きょもの耳はだんだん快方に向かっていて、まだ聞き取りづらいみたいだけど、何とか俺たちの言っていることは分かるようになってきた。
でも、きょもに喋る意思はまだ…ない。
固く口を閉ざしたまま、俺らにも頷くぐらいしかしない。
「きょも、行ってくるね」
玄関にまで見送りに来てくれたきょもに向かって声をかけると、ゆっくりと腕が伸びてきて、俺の手を掴んだ。
優しく振りほどこうと思っても、意外と力が強くて離そうとしなかった。
「どうしたの?……一緒に来たいの?」
きょもは下を向いたまま頷いた。
高「やめとけ、大我の味方ばっかじゃない。なに言われるか分からないんだよ?」
高地の言葉にはっと、息を呑んだきょも。ここ数日激しく報道するメディアに週刊誌、デタラメな記事を信じて、変な噂を流す人だっていた。
避けてても、不意に耳にするその記事はもちろん、きょもにだって届いてしまっているはず。

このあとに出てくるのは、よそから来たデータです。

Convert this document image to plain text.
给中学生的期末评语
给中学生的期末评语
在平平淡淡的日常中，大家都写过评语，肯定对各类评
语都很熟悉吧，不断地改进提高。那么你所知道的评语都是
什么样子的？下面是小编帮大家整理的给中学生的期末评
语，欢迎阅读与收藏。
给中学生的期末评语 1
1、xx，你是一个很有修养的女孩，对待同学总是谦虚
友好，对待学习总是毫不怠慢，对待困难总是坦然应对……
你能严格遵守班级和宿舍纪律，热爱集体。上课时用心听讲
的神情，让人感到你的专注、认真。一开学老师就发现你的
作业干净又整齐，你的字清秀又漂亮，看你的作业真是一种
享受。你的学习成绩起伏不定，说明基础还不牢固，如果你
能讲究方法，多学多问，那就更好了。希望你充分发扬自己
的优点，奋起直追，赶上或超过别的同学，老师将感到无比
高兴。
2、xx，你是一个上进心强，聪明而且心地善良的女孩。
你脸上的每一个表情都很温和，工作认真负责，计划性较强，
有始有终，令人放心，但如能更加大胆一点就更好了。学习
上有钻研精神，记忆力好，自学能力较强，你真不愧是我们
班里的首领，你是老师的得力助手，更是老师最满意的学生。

眉間に皺を寄せて悩んでいるきょもの腕を慎太郎が取った。
慎「きょもが行きたいなら行こうよ、俺たちが守るから!きょももそっちの方が寂しくないし、俺らもきょもがいた方が落ち着くしさ」
きょもの表情は相変わらず冷たくて全く反応を返さない。。優しかった眼差しも今は氷のように鋭い。全部、……変わってしまった。変えられてしまったんだ。
靴を履いて出かける準備を始めたきょもと手を繋いでそのままマネージャーさんの車に乗った。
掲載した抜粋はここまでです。